Sega may have struggled to recapture its glorious past in recent years, but it's been doing a marvellous job of restoring it. Reissues and glistening revisits of Jet Set Radio, Daytona and Sonic prove that while its contemporary output lacks the sky-blue spark of old, that back catalogue's never looked better.
Now it's the turn of NiGHTS, the first of Sonic Team's mid-'90s purple patch that saw them take a brief and fruitful respite from their hedgehog overlord. Released in the immediate aftermath of Super Mario 64's 3D revolution and just prior to Lara Croft's first adventure, NiGHTS Into Dreams was the developer at its most daring, creative, and eccentric; 16 years on, the first thing that strikes you is that NiGHTS is an incredibly odd game.
Equal parts racing game and platformer - as well as a precursor to the extreme sports genre that Tony Hawk's would go on to define some three years later - this is that rare, brilliant thing: a video game that's truly and utterly unique. You play as two children, Claris and Elliot, who are whisked away into the colourful and surreal world of Nightopia where they join forces with the lithe, androgynous Nights. Levels, of which there are seven, are made up of loops you can break out of once you collect 20 blue orbs, deposit them in a capture point and then cross the finish line. There are four loops to the levels, each one taking the player on a slightly different path through the world.
There's nothing quite like it, which sadly means that NiGHTS is still destined to be misunderstood by many. Its case isn't helped by a complete refusal to explain its own strange ways, and playing NiGHTS for the first time is an exercise in confusion. It's also, however, beholden to a brand of delicate enigma that's largely been lost in contemporary games. NiGHTS is unashamedly peculiar, and it's up to you to decipher the waking dream of its play.
"This is a game about flying, about the giddy thrill of perpetual motion and the sticky challenge of maintaining it."
It becomes clear soon enough that, in essence, this is a game about flying, about the giddy thrill of perpetual motion and the sticky challenge of maintaining it. Levels start off on foot, and it's there you'll be banished should you fall foul of the ticking clock - which is NiGHTS' real arch-enemy. There's a pointedly overstated contrast between clumsily strolling around and taking to the air. When you do head up into the blue, NiGHTS truly soars.
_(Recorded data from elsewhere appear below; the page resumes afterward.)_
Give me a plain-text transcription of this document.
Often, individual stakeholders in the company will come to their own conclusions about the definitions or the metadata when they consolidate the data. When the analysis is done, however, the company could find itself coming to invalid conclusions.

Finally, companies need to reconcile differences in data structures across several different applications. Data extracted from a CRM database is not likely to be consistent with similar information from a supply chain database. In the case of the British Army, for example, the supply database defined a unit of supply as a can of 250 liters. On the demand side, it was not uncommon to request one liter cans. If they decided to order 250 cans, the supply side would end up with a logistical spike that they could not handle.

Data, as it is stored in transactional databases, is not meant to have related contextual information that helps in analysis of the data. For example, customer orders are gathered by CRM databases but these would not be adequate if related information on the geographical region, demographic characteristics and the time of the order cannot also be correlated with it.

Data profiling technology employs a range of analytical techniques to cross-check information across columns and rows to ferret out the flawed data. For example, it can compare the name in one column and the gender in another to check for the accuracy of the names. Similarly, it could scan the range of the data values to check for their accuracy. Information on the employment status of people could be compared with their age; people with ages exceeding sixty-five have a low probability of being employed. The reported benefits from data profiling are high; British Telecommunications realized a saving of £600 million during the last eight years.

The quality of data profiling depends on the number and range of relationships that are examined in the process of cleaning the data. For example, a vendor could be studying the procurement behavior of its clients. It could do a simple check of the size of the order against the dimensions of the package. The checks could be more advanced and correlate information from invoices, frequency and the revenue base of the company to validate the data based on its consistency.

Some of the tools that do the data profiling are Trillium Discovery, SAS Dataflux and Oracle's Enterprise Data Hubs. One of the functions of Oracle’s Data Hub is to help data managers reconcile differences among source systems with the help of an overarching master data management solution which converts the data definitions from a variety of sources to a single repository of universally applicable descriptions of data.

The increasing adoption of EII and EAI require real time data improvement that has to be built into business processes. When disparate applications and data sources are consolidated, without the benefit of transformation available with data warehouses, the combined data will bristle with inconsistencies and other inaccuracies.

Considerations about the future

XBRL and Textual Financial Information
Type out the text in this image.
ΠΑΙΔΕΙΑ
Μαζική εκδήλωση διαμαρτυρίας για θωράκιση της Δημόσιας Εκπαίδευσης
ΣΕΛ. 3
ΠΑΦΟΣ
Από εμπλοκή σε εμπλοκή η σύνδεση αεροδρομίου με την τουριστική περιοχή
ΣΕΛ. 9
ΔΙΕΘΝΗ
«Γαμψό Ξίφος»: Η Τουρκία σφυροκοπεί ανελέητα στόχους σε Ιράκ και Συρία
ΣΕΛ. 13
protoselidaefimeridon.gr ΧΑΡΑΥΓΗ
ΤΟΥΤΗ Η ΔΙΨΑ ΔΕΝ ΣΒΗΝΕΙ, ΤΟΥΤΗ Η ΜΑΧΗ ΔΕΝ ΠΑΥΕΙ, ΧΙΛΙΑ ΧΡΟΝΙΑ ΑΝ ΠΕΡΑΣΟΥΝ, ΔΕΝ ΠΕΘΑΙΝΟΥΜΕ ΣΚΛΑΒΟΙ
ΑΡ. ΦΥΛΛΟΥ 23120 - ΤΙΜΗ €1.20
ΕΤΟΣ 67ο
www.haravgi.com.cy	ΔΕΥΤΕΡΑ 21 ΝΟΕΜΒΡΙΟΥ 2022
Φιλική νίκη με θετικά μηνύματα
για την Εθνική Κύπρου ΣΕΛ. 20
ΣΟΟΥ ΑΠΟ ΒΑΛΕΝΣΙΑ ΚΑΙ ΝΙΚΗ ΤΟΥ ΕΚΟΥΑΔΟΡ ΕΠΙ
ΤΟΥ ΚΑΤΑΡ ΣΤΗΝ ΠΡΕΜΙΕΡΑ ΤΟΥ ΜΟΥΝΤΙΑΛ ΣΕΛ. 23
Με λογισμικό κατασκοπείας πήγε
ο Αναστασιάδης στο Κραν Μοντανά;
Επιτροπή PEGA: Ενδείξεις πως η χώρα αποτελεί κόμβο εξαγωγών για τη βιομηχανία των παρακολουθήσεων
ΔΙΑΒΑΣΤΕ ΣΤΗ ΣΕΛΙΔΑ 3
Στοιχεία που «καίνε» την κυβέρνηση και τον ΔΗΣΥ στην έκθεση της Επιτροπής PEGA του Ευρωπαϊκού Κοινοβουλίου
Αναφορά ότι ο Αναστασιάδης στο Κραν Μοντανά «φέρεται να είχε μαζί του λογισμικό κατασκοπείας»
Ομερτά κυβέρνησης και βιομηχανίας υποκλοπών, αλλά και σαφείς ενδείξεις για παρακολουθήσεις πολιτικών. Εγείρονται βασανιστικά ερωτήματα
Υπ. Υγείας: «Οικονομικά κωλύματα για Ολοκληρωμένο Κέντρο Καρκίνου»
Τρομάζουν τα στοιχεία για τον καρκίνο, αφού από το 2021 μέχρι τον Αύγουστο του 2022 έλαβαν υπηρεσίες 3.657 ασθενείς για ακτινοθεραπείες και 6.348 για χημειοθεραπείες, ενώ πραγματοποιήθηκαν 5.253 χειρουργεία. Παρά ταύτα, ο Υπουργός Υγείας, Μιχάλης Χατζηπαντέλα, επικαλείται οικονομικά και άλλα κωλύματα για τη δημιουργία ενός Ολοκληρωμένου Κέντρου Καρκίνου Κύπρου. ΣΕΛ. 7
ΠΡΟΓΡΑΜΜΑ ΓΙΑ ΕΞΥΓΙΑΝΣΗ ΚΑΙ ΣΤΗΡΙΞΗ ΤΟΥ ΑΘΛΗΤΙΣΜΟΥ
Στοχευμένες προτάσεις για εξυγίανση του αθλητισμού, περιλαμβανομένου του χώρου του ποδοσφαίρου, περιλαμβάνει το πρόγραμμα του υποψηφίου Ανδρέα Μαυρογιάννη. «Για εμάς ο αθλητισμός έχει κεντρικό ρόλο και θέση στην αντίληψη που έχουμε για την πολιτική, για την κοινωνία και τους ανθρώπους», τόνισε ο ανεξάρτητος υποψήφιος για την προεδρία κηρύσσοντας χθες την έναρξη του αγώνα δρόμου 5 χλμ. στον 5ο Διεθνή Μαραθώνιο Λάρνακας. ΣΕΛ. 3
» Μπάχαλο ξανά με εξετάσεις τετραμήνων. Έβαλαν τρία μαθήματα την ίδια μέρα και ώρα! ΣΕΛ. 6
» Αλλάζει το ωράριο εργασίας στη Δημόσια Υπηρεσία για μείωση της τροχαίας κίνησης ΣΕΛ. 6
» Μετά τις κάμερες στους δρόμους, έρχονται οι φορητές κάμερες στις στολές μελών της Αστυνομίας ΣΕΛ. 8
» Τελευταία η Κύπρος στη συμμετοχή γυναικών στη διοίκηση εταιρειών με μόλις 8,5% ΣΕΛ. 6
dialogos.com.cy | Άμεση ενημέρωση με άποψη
Capturing the blue orbs provides a slight thread to an ethereal experience; spinning hoops, innocuous enemies and yellow gateways form a well-defined racing line that allows you to build up links and chains that send the score rocketing alongside you.
It's often said that the Sonic games are, at heart, racing games, which is of course nonsense. They're games about running, jumping and hitting things, albeit all done with a characterful burst of speed. You can claim that NiGHTs is a racing game with a much straighter face, though - this really is about keeping momentum, finding the right entry and exit points and learning how to exploit the boundaries of the space you've been given.
Viewed through the prism of a racing game, NiGHTS has exquisite handling. If Sonic's an F1 car and Mario's a flawlessly engineered family sedan, then NiGHTS is a sprightly sports car, perfectly responsive and always able to usher you gently towards your own personal limits.
"NiGHTS isn't a racing game, and nor is it a platformer. It is something else entirely, and its distinctiveness is something to be celebrated."
But NiGHTS isn't a racing game, and nor is it a platformer. It is something else entirely, and its distinctiveness is something to be celebrated. Sega's done that well enough with this HD repackaging, though it's not quite as assured as previous remasters. It's certainly exhaustive - there are galleries of artwork to flick through, interviews to ponder and the touchingly festive Christmas NiGHTS is also bundled in - but the core game loses a little in translation.
'Brand New Dreams', as it's excitedly referred to in the menu, isn't particularly new, instead being an HD upscaling of the 2008 PS2 remake that never found its way out of Japan. It's a faithful remake that fleshes out some of the character models and smooths out some of the textures, but it's not without some odd decisions of its own; in the process of getting the game to fill out a 16:9 screen there appears to be an inverse cut and shut, whereby the action is claustrophobically zoomed in.
The Saturn original is also an option in the HD package, though again, something's been lost. It's not just in the sharp edges and garish hues that occur whenever a standard definition game is torn away from a CRT TV - the Saturn emulation seems ham-fisted, missing some of the characterful byproducts of the artful hacking Sonic Team undertook to get NiGHTS running on a notoriously awkward piece of hardware.
A little fidelity's been lost in the control, too - though that's probably to be expected given that the original boasted a controller that was pretty much bespoke. Thankfully none of that's enough to dim NiGHTS' sparkle. 16 years on, it's apparent that this is a little more than a cult favourite for the Saturn. Get reacquainted and it's easy to convince yourself that perhaps NiGHTS is Sonic Team's real masterpiece.